Backing up a VM is pretty simple, you just click on the node, choose Backup and click the Backup Now button. The ease, and completeness of backing up a VM is one of the main reasons I’m using Proxmox for my systems.

By default, VM backups are saved to the “local drive” - actually the /var/lib/vz directory. This would not be useful if the physical machine dies, but also it’s not convenient to restore to a different machine. Ideally you’d have a central place to store these files that was accessible to all the Proxmox nodes.

This is exactly the situation I’ve setup with my lab, the NAS is the storage for the VM backups. Each of the Proxmox nodes uses the same directory for backups, so moving a machine from one node to another is a simple as backing it up on one node, stopping the VM, and restoring it on another node just by choosing the backup file to restore in the web GUI.

Steps

Proxmox can use all sorts of shares as a location for backups (and other files such as the ISO’s used to boot new machines), but the simplest is probably NFS . This is also straightforward to do from the Synology NAS.

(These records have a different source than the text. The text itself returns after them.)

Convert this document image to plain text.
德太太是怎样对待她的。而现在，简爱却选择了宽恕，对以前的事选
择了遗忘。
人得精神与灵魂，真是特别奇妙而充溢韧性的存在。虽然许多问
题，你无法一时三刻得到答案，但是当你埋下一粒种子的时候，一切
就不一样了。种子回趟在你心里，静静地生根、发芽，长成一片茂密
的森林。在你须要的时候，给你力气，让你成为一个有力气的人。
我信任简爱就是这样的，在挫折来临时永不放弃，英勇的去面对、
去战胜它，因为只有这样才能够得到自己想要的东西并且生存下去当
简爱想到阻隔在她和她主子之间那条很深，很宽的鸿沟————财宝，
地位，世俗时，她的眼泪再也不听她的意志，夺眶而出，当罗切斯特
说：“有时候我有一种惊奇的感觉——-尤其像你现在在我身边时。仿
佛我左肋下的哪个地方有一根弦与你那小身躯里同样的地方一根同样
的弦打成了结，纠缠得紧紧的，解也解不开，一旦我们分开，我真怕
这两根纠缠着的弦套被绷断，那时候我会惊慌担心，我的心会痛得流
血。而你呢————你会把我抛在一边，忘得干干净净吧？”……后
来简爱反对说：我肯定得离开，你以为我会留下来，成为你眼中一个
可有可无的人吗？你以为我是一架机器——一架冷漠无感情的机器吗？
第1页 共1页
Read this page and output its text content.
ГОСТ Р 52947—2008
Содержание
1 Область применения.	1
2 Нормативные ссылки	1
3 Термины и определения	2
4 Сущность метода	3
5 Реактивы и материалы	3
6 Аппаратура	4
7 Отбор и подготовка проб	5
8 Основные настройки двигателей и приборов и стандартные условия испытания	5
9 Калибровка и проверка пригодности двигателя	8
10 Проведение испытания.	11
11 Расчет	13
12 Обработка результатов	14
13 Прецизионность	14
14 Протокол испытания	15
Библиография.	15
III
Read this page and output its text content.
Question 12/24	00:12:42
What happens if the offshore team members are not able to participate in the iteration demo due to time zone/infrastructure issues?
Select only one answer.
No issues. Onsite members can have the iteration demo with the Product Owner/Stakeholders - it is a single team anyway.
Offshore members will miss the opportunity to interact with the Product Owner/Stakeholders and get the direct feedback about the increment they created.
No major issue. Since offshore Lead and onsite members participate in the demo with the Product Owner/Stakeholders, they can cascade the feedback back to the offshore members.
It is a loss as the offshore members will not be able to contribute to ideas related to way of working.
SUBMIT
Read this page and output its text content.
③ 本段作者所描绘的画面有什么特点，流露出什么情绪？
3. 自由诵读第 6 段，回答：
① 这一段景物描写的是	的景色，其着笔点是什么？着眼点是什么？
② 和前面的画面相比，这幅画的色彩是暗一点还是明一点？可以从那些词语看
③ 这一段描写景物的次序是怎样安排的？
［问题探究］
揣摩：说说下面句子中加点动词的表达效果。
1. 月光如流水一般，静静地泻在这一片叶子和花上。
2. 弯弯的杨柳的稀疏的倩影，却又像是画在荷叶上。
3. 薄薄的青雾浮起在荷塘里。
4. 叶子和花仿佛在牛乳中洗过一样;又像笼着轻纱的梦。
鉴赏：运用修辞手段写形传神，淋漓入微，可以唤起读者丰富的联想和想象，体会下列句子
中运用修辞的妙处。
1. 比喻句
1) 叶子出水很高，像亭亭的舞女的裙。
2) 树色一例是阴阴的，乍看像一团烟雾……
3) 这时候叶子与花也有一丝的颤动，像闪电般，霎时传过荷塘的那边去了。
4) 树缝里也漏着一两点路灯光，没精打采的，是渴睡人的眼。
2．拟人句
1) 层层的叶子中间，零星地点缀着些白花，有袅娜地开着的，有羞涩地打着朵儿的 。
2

In the web interface for the NAS, go into Control Panel, Shared Folder and create a new shared folder. I called mine Proxmox. One of the tabs there is for NFS permissions - just add the IP address of the Proxmox node that you’d life to access the folder.

It’s not much harder from the Proxmox end. Although the storage you add will appear at the node level in the Server View of the web GUI, it is added at the Datacenter level.

Go into Storage, select Add and choose NFS.

Then enter an ID (this will be the name of the storage in Proxmox) and the IP address. If you wait half a second, then you can click the dropdown for all the folders that are shared from that IP address.

The last field is content - this refers the the type of Proxmox stuff you want to keep in there - for backups, you just need VZDumps, but I usually click on everything since I’ll also use it for ISOs for new VMs and templates for LXCs.

Once you’ve added that, the storage will appear in the server view, but also as an option when you go into Backup for a VM and select Backup Now.